I would need to determine whether the following double integral converges or diverges: $$\int_1^\infty \int_0^x \frac{1}{x^3+y^3}\, dy\, dx$$

I made a change of variable to polar coordinates and therefore I got: $$\int_0^\frac{\pi}{4} \int_1^\infty \frac{r}{r^3\cos^3(\theta)+r^3\sin^3(\theta)} \,dr \,d\theta$$

Which simplifies to: $$\int_0^\frac{\pi}{4} \frac{1}{\cos^3(\theta)+\sin^3(\theta)} d\theta$$

I can't get any further from here. I cannot evaluate this integral by hand and I don't know what I should do next. Is this approach correct in this problem? Thanks!

Answer 1

Another solution using no fancy change of variables. Just note that $\frac{1}{x^3+y^3}\leq \frac{1}{x^3}$ for $y\geq 0$ and thus,

$$ \int_1^{\infty} \int_0^x \frac{1}{x^3+y^3}\textrm{d}y\textrm{d}x\leq \int_1^{\infty} \frac{1}{x^2}\textrm{d}x<\infty $$

Answer 2

Your approach is fine, but not the best one. Hint for the last part: show that for $\theta\in [0,\pi/4]$, $$f(\theta)=\underbrace{\cos^3(\theta)}_{>0}+\underbrace{\sin^3(\theta)}_{\geq 0}$$ is positive and continuous. What may we conclude?
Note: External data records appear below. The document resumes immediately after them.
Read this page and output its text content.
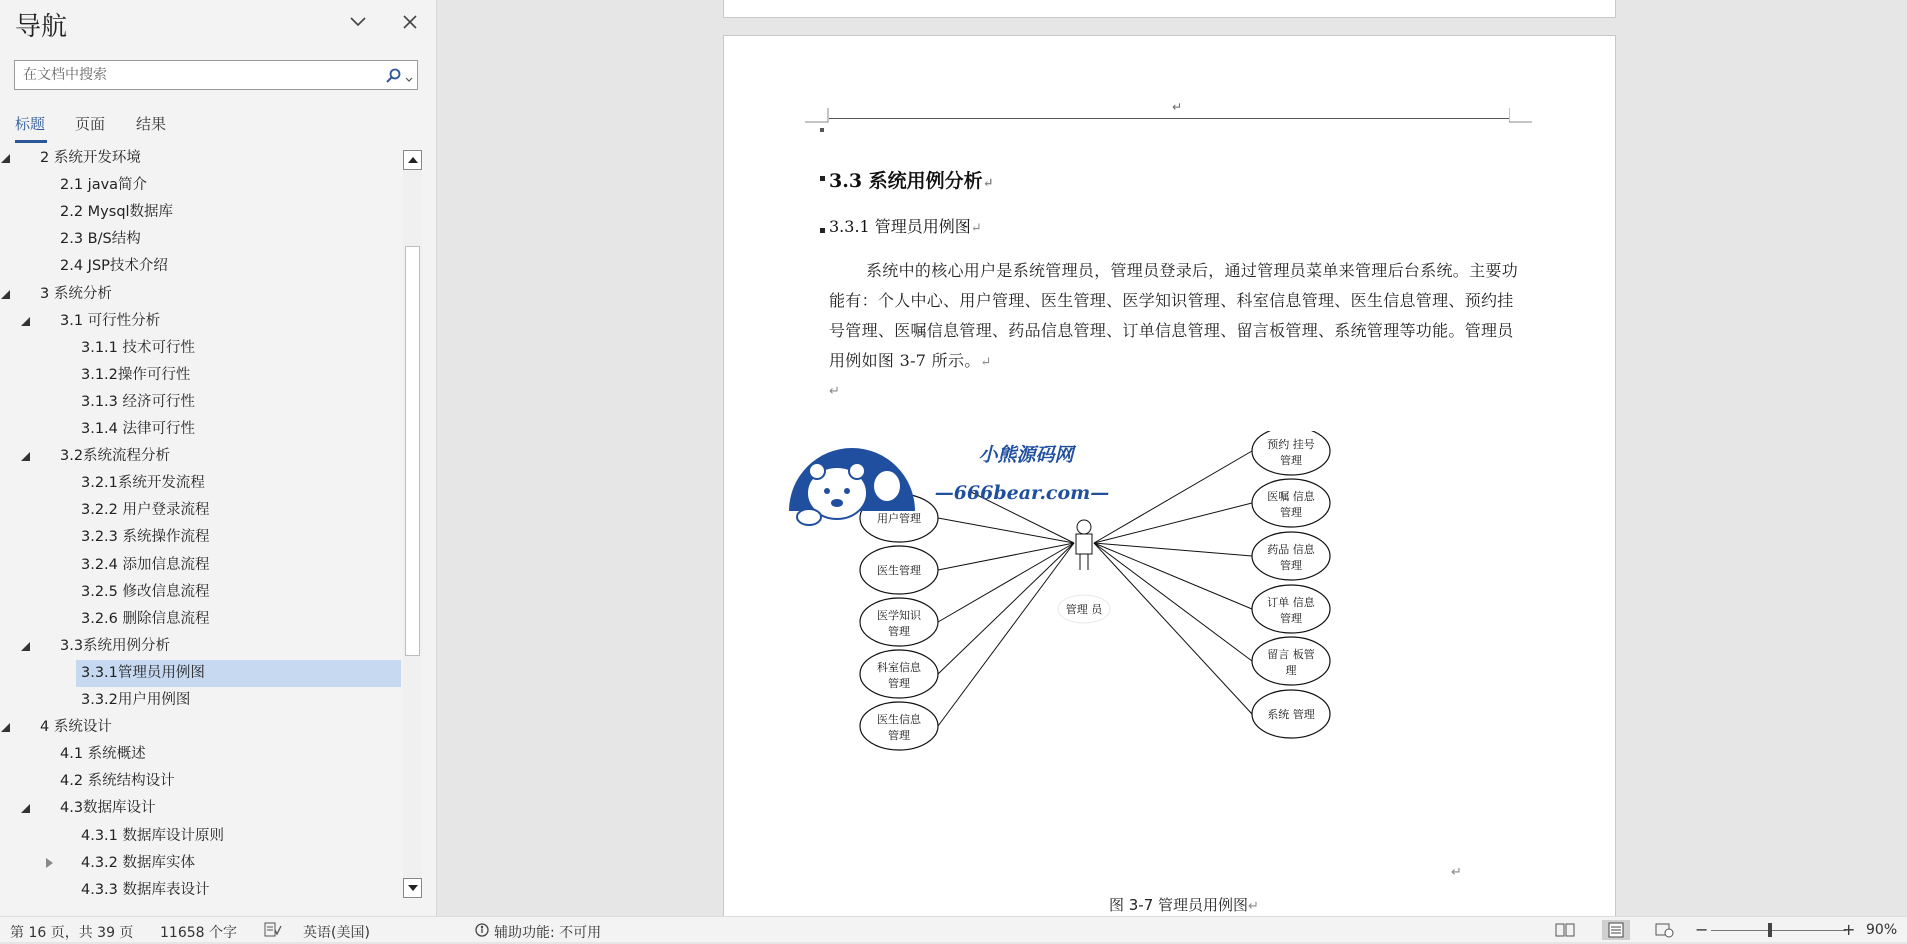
导航
在文档中搜索
标题 页面 结果
2 系统开发环境
2.1 java简介
2.2 Mysql数据库
2.3 B/S结构
2.4 JSP技术介绍
3 系统分析
3.1 可行性分析
3.1.1 技术可行性
3.1.2操作可行性
3.1.3 经济可行性
3.1.4 法律可行性
3.2系统流程分析
3.2.1系统开发流程
3.2.2 用户登录流程
3.2.3 系统操作流程
3.2.4 添加信息流程
3.2.5 修改信息流程
3.2.6 删除信息流程
3.3系统用例分析
3.3.1管理员用例图
3.3.2用户用例图
4 系统设计
4.1 系统概述
4.2 系统结构设计
4.3数据库设计
4.3.1 数据库设计原则
4.3.2 数据库实体
4.3.3 数据库表设计
↵
3.3 系统用例分析↵
3.3.1 管理员用例图↵
系统中的核心用户是系统管理员，管理员登录后，通过管理员菜单来管理后台系统。主要功能有：个人中心、用户管理、医生管理、医学知识管理、科室信息管理、医生信息管理、预约挂号管理、医嘱信息管理、药品信息管理、订单信息管理、留言板管理、系统管理等功能。管理员用例如图 3-7 所示。↵
↵
用户管理
医生管理
医学知识
管理
科室信息
管理
医生信息
管理
预约 挂号
管理
医嘱 信息
管理
药品 信息
管理
订单 信息
管理
留言 板管
理
系统 管理
管理 员
小熊源码网
—666bear.com—
↵
图 3-7 管理员用例图↵
第 16 页，共 39 页 11658 个字	英语(美国)	辅助功能: 不可用	−	+ 90%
By the way, your integral in polar coordinates is GREATER than the given one (which is OK in order to prove convergence): $$\int_0^\frac{\pi}{4} \int_1^\infty \frac{r}{r^3\cos^3(\theta)+r^3\sin^3(\theta)} dr d\theta=\iint_D\frac{1}{x^3+y^3} dy dx> \int_1^\infty \int_0^x \frac{1}{x^3+y^3} dy dx$$ where $D=\{(x,y): x^2+y^2\geq 1,0\leq y\leq x\}\supset \{(x,y): x\geq 1,0\leq y\leq x\}$.

Answer 3

I believe that if you use polar coordinates your region actually simplifies to the following: $$I=\int_1^\infty\int_0^x\frac{1}{x^3+y^3}dydx=\int_1^\infty\int_{\pi/2-\arctan(x)}^{\pi/2}\frac{rdrd\theta}{r^3\cos^3\theta+r^3\sin^3\theta}$$ However as you may notice it is difficult to get rid of this term involving $x$.

Answer 4

The polar coordinates bounds are incorrect. It should really be

$$\int_0^{\frac{\pi}{4}}\int_{\sec\theta}^\infty \frac{1}{r^2(\cos^3\theta+\sin^3\theta)}dr\:d\theta = \int_0^{\frac{\pi}{4}}\frac{\cos\theta}{\cos^3\theta+\sin^3\theta}\:d\theta$$

$$=\int_0^{\frac{\pi}{4}}\frac{\sec^2\theta}{1+\tan^3\theta}\:d\theta = \int_0^1\frac{1}{1+t^3}\:dt = \frac{\log 2}{3}+\frac{\pi}{3\sqrt{3}}$$

from partial fraction decomposition.